Appunto il serrato confronto con Michelangelo Merisi è evidente nel grande dipinto che apre la rassegna: La crocifissione di San Pietro, dipinta nel 1604 su commissione del cardinale Pietro Aldobrandini per l’Abbazia alle Tre Fontane. Riferisce con malizia Carlo Cesare Malvasia, biografo secentesco di Reni, che fu il Cavalier d’Arpino a suggerirgli il soggetto per danneggiare quella di Caravaggio, in Santa Maria del Popolo, che è del 1601: ma nell’opera di Reni il corpo dell’apostolo si distende scultoreamente a testa in giù mentre i carnefici sono concentrati a issare la croce e lo sfondo è già cielo blu e chioma scura di alberi. S’intrufola la natura nelle altre pale d’altare che campeggiano nel salone d’ingresso. La trovi, miniaturistica, perfino in un dettaglio del Martirio di Santa Caterina d’Alessandria, che leva patetica gli occhi verso l’angelo mentre il carnefice vestito rosso sangue impugna la spada.
“Questa mostra intende anche illuminare le nostre collezioni”, avverte Cappelletti. E infatti l’allestimento è un sapiente gioco di rimandi, grazie alla concretezza tridimensionale delle figure di Guido: nel suo “Paolo rimprovera Pietro penitente”, l’apostolo poggia la testa sul braccio al medesimo modo della canoviana Paolina Borghese, sullo sfondo; la frenetica Strage degli innocenti guarda la concitazione di Apollo e Dafne di Bernini e il dialogo si ripete nel Davide e Golia che fa da quinta al Davide berniniano.
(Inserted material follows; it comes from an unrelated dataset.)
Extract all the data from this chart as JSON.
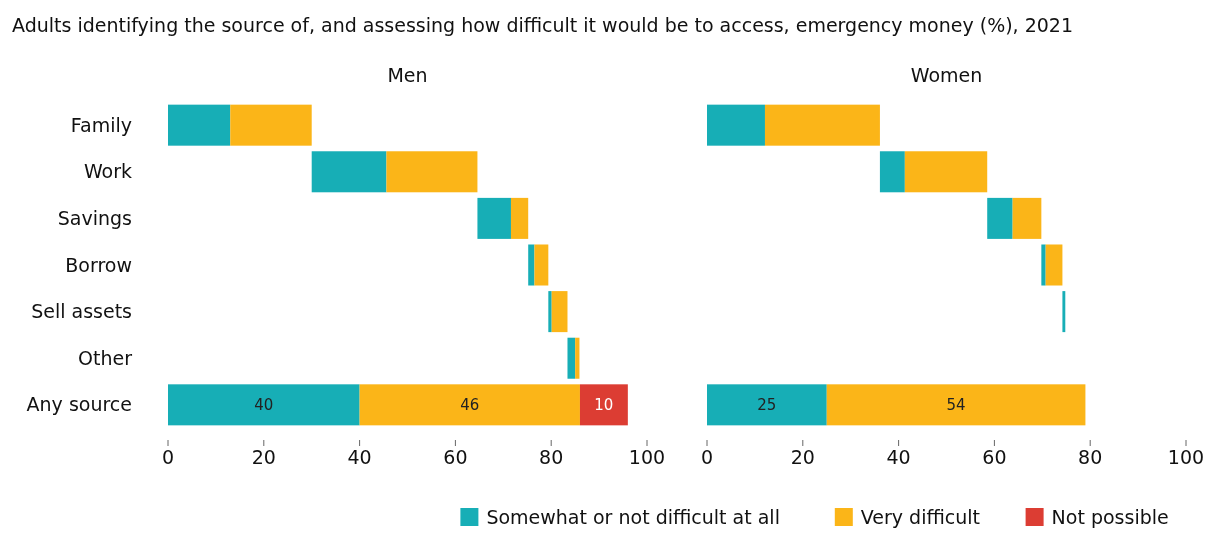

Il contraltare del Ratto di Proserpina è poi Atalanta e Ippomene, luce diafana, colori freddi, a esaltare la tensione dei due corpi in movimento.
Nella sala che ospita i sei quadri di Caravaggio della Galleria Borghese è collocato, di Reni, “Lot e le figlie”, prestito eccezionale della National Gallery di Londra: nella scelta compositiva delle mezze figure avvolte dal buio e con al centro il vecchio, il bolognese si collega all’attiguo “San Girolamo” dimostrando di aver assorbito senza farsi schiacciare la lezione del Merisi.
La danza campestre attende i visitatori al piano superiore: il paesaggio, sotto un cielo turchino, accerchia i cavalieri e le dame seduti intorno, mentre due di loro cominciano il leggiadro ballo. Occhieggiano, di fronte, quattro scene campestri di Francesco Albani, dedicate con dei e amorini alle quattro stagioni. Si dà anche conto del Guido Reni di piccolo formato, attraverso tre olii su rame provenienti dal Prado di Madrid. Dell’influsso dei fiamminghi (tale fu il suo primo maestro) dicono due minuscoli paesaggi, uno marino l’altro con le rovine di Tivoli, di Paul Bril. L’altro maestro, Agostino Carracci, declina a modo suo una festa in campagna. Del resto, la più grande esaltazione della Natura da parte di Reni è nell’affresco dell’Aurora di Palazzo Rospigliosi, committente il solito Scipione Borghese: la protagonista accanto al carro del Sole guidato da Apollo avanza su un tappeto di nuvole e reca la luce su un panorama di valle e monti. Alla mostra si affianca, partendo dal Casino dell’Aurora, una guida ai luoghi romani del bolognese, dalla Cappella dell’Annunciata al Quirinale alla Cappella Paolina in Santa Maria Maggiore, alla pala della Trinità nella chiesa dei Pellegrini.